After an unexpected surge, Ted Cruz currently sits atop the GOP polls, according to NBC News and the Wall Street Journal. The poll show the Texas senator leading businessman Donald Trump by a 28-26 margin.
Wednesday’s poll was the first since October that did not have Trump in the lead.
The 2-point margin between Cruz and Trump was within the poll’s margin of error of 3.5 percent. The NBC/WSJ poll was a far cry from a poll released earlier in the day by Quinnipiac University that showed Trump had extended his lead over Cruz by a nearly 2 to 1 margin.
The NBC/WSJ poll used a sampling of 800 registered voters, and 400 Republicans nationally.
Behind Cruz and Trump in the NBC/WSJ poll was Sen. Marco Rubio, R-Fla., who registered 17 percent of the support for the GOP nomination.
In the previous NBC/WSJ poll released in January, Trump led Cruz by a 33-20 margin, a margin consistent with other national polls.
"When you see a number this different, it means you might be right on top of a shift in the campaign. What you don't know yet is if the change is going to take place or if it is a momentary 'pause' before the numbers snap back into place," Republican pollster Bill McInturff told NBC News. McInturff was among a group of pollsters that conducted the nationwide survey.
The last major national poll not to have Trump in the lead was the NBC/WSJ poll released late in October that had former surgeon Ben Carson ahead of Trump.
Meanwhile, the Quinnipiac poll is consistent with other national polls that have showed Trump with a double-digit lead over Cruz and the rest of the field.
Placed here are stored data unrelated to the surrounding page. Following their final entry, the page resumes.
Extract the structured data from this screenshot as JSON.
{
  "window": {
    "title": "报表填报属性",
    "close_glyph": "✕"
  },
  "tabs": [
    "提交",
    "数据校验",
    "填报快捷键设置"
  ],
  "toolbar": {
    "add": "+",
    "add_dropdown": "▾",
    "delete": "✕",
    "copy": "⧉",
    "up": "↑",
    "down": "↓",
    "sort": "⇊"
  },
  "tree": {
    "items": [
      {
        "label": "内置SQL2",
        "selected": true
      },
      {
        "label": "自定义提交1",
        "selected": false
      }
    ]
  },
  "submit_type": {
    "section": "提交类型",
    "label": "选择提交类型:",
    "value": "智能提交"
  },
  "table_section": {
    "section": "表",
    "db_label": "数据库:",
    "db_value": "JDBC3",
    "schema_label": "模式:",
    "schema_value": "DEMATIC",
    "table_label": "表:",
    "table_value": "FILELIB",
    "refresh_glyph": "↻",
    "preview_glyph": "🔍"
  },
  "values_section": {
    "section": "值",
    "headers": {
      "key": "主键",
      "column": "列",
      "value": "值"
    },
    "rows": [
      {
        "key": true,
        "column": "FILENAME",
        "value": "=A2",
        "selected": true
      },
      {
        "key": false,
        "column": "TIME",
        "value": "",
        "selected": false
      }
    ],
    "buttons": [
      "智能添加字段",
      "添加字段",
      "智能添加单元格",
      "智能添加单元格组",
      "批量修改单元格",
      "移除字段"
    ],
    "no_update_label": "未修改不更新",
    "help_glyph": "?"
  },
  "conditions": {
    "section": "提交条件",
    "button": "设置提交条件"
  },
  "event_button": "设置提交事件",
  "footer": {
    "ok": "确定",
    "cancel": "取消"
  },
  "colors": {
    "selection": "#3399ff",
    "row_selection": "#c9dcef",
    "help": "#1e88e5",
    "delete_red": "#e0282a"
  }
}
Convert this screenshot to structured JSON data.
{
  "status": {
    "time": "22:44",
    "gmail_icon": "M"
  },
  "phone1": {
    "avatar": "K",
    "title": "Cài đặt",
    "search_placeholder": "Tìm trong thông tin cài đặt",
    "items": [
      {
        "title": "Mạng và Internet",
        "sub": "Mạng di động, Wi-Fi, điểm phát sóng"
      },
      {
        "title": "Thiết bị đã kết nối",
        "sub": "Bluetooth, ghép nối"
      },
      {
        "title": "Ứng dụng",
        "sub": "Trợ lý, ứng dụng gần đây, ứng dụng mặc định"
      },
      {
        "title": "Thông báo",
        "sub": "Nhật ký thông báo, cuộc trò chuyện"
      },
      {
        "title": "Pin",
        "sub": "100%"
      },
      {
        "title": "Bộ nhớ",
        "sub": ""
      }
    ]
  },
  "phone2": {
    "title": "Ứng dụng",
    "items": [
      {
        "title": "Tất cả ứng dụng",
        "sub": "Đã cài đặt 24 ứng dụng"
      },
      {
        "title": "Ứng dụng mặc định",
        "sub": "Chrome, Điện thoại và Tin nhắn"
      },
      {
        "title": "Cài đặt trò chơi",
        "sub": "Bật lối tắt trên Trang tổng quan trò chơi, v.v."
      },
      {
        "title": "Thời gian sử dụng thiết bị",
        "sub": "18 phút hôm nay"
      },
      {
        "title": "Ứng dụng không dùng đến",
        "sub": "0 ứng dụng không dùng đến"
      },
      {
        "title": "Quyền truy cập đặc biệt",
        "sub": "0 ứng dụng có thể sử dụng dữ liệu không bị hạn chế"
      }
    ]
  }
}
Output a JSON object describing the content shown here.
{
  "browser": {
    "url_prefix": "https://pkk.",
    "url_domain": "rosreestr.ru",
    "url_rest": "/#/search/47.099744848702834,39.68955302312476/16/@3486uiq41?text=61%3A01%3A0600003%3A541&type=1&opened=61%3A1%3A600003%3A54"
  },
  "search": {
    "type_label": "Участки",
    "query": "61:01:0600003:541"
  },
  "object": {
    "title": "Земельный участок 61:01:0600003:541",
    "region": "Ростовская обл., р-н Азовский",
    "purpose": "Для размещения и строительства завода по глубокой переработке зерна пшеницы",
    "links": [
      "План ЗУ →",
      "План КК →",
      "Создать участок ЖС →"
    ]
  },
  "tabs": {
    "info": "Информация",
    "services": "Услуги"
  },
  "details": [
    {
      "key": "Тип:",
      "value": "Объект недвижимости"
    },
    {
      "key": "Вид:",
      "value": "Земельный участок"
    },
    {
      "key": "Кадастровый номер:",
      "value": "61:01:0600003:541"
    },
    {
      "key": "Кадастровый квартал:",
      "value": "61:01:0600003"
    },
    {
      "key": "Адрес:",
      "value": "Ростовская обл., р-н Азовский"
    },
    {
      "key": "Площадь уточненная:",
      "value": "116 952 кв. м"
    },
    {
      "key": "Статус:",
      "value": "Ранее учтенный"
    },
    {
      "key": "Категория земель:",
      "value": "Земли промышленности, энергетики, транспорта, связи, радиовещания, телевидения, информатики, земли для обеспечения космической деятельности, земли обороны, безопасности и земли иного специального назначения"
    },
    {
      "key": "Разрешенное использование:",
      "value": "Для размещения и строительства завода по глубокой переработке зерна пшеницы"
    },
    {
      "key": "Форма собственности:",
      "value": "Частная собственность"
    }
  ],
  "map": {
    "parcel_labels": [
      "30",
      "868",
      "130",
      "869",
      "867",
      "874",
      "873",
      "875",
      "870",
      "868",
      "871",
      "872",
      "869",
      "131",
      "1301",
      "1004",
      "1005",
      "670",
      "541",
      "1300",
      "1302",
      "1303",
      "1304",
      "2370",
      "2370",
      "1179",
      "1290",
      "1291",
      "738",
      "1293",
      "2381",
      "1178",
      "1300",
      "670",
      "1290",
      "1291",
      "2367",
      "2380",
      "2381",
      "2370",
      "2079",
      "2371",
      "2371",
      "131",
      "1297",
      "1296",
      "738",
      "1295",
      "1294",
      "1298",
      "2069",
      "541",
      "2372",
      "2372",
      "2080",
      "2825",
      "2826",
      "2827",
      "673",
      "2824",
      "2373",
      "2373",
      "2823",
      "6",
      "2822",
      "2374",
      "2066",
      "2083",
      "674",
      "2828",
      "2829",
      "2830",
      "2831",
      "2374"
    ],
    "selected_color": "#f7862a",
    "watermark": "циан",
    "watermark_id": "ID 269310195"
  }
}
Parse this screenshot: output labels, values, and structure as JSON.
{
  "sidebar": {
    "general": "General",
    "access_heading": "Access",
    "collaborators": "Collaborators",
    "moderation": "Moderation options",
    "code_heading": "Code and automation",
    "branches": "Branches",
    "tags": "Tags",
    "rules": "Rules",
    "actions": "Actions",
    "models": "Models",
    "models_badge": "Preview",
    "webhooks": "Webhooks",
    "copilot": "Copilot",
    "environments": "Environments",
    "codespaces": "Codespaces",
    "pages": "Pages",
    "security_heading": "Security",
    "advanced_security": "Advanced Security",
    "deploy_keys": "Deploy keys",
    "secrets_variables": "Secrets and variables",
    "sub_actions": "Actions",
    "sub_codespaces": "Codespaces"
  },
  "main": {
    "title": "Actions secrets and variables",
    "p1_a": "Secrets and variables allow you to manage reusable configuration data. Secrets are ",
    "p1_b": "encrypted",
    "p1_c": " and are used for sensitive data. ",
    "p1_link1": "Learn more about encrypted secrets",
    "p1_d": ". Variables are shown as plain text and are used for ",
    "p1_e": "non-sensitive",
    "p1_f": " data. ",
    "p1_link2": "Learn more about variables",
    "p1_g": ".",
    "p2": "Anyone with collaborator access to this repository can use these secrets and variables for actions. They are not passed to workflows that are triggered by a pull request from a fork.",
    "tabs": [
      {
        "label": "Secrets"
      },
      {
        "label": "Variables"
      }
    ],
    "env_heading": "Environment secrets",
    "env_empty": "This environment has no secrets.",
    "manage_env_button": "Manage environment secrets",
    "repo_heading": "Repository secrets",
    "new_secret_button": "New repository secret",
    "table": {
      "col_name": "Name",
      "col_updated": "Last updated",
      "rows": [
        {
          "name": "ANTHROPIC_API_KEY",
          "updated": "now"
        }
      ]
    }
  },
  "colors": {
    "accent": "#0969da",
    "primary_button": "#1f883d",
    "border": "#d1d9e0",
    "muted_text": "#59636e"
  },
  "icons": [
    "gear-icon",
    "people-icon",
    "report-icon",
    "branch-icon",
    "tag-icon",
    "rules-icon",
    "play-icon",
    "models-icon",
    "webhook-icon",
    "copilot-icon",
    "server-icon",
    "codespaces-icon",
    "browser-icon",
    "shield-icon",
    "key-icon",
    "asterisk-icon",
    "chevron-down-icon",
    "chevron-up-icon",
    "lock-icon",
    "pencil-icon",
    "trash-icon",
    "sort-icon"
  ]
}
In the Quinnipiac poll, Trump has 39 percent, ahead of Rubio who has 19 percent and Cruz at 18 percent.
“Reports of Donald Trump’s imminent demise as a candidate are clearly and greatly exaggerated. Like a freight train barreling through signals with his horn on full blast, Trump heads down the track towards a possible nomination,” said Tim Malloy, assistant director of the Quinnipiac University Poll.
The Quinnipiac poll surveyed 1,342 registered voters. The poll also questioned Democrats on their preference between former Secretary of State Hillary Clinton and Senator Bernie Sanders. Quinnipiac found that Clinton had a 44-42 lead over Sanders.